Implants are relatively easy to place where there is adequate bone and they do enjoy a high percentage of success. They don’t decay and are usually simple to restore because all of the components are precision-machined to fit the implant. The over-use of implants, however, has resulted in a “piecemeal” approach to dentistry that has become commonplace. Single tooth implants only fill a hole or a space and do nothing to correct the problems around it. Properly designed bridgework, on the other hand, can compensate for periodontal bone loss and correct deformities in an entire area. This approach is far more likely to prevent future disease and tooth loss. As a result, patients may be better off when implants are placed as a last resort, rather than as a first resort. (Fig2)
There is a precision technique with copper bands that has been used for crown and bridgework for well over seventy years. This technique is not taught in dental schools because there is a perception that the techniques are too difficult for students to master. Ask any patient who has crowns and bridges in their mouths for several decades, and the odds are very high that the copper band techniques were used to make them. Modern practitioners have been conditioned to think that this technique is “old fashioned” and that modern approaches with technology are superior. There is absolutely no evidence to support this idea. A collection of more than 100,000 pictures of crown and bridge cases taken since 1950 easily refutes this premise. In Dr. Feinberg’s collection, all of the teeth were prepared with the copper band technique and the outcomes were documented with X-Rays for decades. More than 95% of these restorations last at least 10 years, including teeth with very little tooth structure above the gum.
The copper band technique focuses on registering tooth structure below the gum to retain crowns and bridges, and it does not require any tooth structure or posts above the gum! Crowns made with this technique can be worn without cement and they will not fall out. They also have margins that are far enough below the gum that they are not visible. They rarely have recurrent decay when they are designed on the principle of the Mason Jar cover—the best device ever invented for food preservation. (Fig 3)
As with any technique, there is a learning curve to master the technique. However, the copper band technique is far less time consuming than placing cord to take rubber impressions in custom-made trays. A faulty copper band impression is easily corrected and retaken in seconds! Contrary to popular beliefs dentists can master the copper band technique, as they have already mastered more difficult procedures. All that is necessary is the desire for excellence and the determination not to settle for impressions that are less than ideal.

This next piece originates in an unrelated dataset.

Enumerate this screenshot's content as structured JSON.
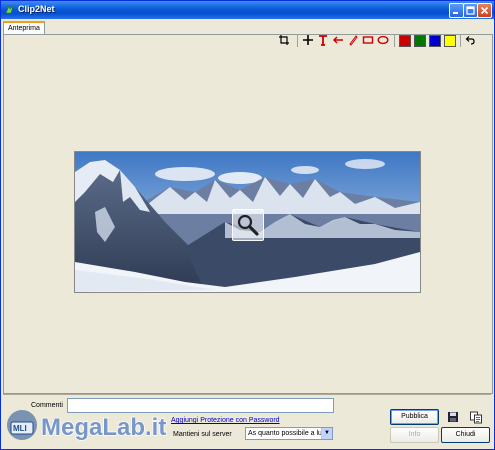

It is important that practitioners realize that implant restorations are not the solution to every restorative problem. A doctor who has a strong background in crown and bridgework will be able to provide alternative treatment options to patients–including options that are rarely offered to patients in this day and age.
Dr. Feinberg’s presentations point out common pitfalls where practitioners experience difficulty with crown and bridgework. Many teeth that are being extracted in favor of implants can actually be saved.